DeSantis' 'Anything But Biden' Foreign Policy
DeSantis has no real objection to Biden’s Ukraine policy but he feels he has to come up with something so that he isn’t simply endorsing the president’s position.
Beyond that, however, DeSantis’ claims were incoherent. You cannot simultaneously believe that Russia invaded Ukraine because of Afghanistan and then turn around and urge the U.S. should withdraw support from Ukraine to stand tough on China.
It’s fair to say that DeSantis’ remarks were a grab-bag of anti-Biden talking points, and some of those talking points are going to be in conflict with each other. When the only requirement is finding a way to fault Biden for getting everything wrong, the criticism isn’t always going to be coherent (or accurate). DeSantis is first and foremost a partisan, and we saw the same thing when he was in Congress. Back then, he bashed Obama for “weakness” most of the time because that was what played well with Republican audiences, but he could see which way the wind was blowing on Obama’s proposed intervention in Syria in 2013 and spoke out against it. Years later when it was considered politically useful to bash Obama for “failing” to enforce the “red line,” he did that, too. In the same 2018 interview, DeSantis talked about how Trump had “decisively” struck Assad the year before, so his earlier objections to airstrikes in 2013 evaporated as soon as the president ordering them was from his party.
DeSantis’ overall record is that of a hardliner (and hardliners love him), and even his criticisms of Biden on Ukraine are framed in hawkish terms. When every criticism of Ukraine policy is couched in warnings that the U.S. is neglecting the “real” threat from China, we can tell that the argument isn’t over Ukraine policy as such. DeSantis’ embrace of nonsensical credibility arguments is a good sign that he will ultimately fall back on attacking Biden for not being aggressive and militaristic enough. But he is also opportunistic enough that he can triangulate against Biden by trying to split the difference between administration policy in Ukraine and full rejection of that policy.
I don’t think that DeSantis is urging that the U.S. should withdraw support from Ukraine.
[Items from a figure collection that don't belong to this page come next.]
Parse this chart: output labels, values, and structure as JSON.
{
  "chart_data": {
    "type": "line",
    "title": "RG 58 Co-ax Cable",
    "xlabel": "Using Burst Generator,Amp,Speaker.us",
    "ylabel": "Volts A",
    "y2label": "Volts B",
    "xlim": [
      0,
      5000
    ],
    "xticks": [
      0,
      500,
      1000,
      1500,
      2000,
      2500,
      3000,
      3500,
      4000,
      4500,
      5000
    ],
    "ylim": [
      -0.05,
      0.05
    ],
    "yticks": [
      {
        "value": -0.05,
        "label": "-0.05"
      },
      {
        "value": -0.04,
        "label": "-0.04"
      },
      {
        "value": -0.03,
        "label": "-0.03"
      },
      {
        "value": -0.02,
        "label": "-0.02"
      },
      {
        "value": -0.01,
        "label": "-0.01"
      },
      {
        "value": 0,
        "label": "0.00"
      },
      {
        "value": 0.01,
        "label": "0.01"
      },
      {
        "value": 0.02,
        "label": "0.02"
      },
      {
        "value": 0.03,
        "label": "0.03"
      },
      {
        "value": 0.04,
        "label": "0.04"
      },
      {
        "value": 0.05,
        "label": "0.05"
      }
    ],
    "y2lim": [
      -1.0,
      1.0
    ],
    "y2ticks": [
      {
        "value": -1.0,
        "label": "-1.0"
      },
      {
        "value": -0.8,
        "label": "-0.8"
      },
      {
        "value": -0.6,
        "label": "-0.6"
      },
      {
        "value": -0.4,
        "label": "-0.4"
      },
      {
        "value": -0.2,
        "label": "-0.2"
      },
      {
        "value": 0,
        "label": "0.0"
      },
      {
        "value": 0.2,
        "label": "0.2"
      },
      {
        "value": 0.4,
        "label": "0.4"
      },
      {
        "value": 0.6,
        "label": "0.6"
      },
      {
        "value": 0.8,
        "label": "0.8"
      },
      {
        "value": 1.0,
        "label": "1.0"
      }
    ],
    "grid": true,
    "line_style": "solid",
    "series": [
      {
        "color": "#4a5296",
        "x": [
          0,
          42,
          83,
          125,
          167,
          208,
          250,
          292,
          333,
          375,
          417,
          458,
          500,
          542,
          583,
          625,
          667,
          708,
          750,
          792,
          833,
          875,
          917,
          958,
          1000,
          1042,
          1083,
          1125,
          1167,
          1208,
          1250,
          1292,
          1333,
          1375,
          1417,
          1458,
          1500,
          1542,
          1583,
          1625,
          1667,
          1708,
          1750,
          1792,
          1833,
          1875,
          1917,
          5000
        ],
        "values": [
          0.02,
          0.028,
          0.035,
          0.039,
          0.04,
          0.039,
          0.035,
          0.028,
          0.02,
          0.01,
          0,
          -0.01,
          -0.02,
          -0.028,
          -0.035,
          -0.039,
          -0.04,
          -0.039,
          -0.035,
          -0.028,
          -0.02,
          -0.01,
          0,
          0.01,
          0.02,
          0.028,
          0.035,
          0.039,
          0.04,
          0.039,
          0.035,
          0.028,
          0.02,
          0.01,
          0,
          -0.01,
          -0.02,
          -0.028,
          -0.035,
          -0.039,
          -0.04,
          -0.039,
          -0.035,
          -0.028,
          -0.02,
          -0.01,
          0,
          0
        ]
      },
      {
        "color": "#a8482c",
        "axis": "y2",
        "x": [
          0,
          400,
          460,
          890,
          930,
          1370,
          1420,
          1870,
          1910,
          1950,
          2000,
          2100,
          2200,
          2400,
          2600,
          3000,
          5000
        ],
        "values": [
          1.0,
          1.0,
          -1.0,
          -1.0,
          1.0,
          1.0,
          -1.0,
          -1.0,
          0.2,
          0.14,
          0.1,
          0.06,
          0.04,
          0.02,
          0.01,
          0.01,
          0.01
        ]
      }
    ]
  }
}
The point of his triangulation is to position himself between Biden and outright opponents of aiding Ukraine. This is why he complains about a “blank check” rather than about the assistance itself. He claims the problem is that U.S. support is limitless, but as even more aggressive hawks are happy to tell us the Biden administration has put limits on how much aid Ukraine receives and what kind it gets. There are more than a few people in Washington that believe there should be a blank check, and they are constantly fuming at Biden for not providing it. Of course, DeSantis isn’t going to acknowledge that.
Much like Josh Hawley, who has been criticizing the administration over Ukraine from his position as a China hawk, DeSantis has no real objection to Biden’s Ukraine policy but he feels he has to come up with something so that he isn’t simply endorsing the president’s position. It reminds me of Republican hawks in the ‘90s that carped about interventions in the Balkans not because they opposed intervention in principle but because these missions were distractions from the “real” threats in Iraq and Iran. They didn’t disagree with the substance of the policy, but they were deeply hostile to the president and needed to find some complaint to make about Clinton’s foreign policy. If someone from their party had been doing the exact same thing, they would have had no objections and would probably have been some of the biggest cheerleaders.
Having said all that, I think DeSantis may have identified one of Biden’s genuine political vulnerabilities on this issue, namely the growing perception that the focus on Ukraine is coming at the expense of attending to problems at home. The charge of neglecting domestic issues is a powerful one, and it is one that Biden ignores at his peril. George H.W. Bush was a mostly successful foreign policy president, and he was arguably one of the best foreign policy presidents of the postwar era, but this counted for next to nothing when he ran for reelection. Bush was perceived as out of touch and inattentive to the needs of the country, and his political opponents were able to capitalize on that. Biden could find himself facing something similar next year if he isn’t careful.
Ukraine gets another $9.5 billion on top of the $40 billion they got earlier this year, all to non-stop fawning media coverage.
The folks in East Palestine cannot get so much as a hotel voucher, and suffer a near news blackout besides.
This underscores where the Empire's priorities lie.
"George H.W. Bush was a mostly successful foreign policy president, and he was arguably one of the best foreign policy presidents of the postwar era"
Bush's foreign policy vis-a-vis the collapsing Soviet Empire and his policy towards Iraq were two very different things. Bush's intervention in Iraq was a serious exercise in petroleum politics, dressed up as a defense of "democracy". Bush explicitly encouraged dissident groups in Iraq to rise up against Saddam, even though his administration had already agreed that Saddam would be kept in power. A million Kurds escaped into Turkey following Bush's "splendid victory". Keeping U.S. troops in Saudi Arabia after the invasion to calm the nervous Saudis led directly to 9/11. If you haven't read Christian Alfonsi's "Circle in the Sand", I recommend it highly.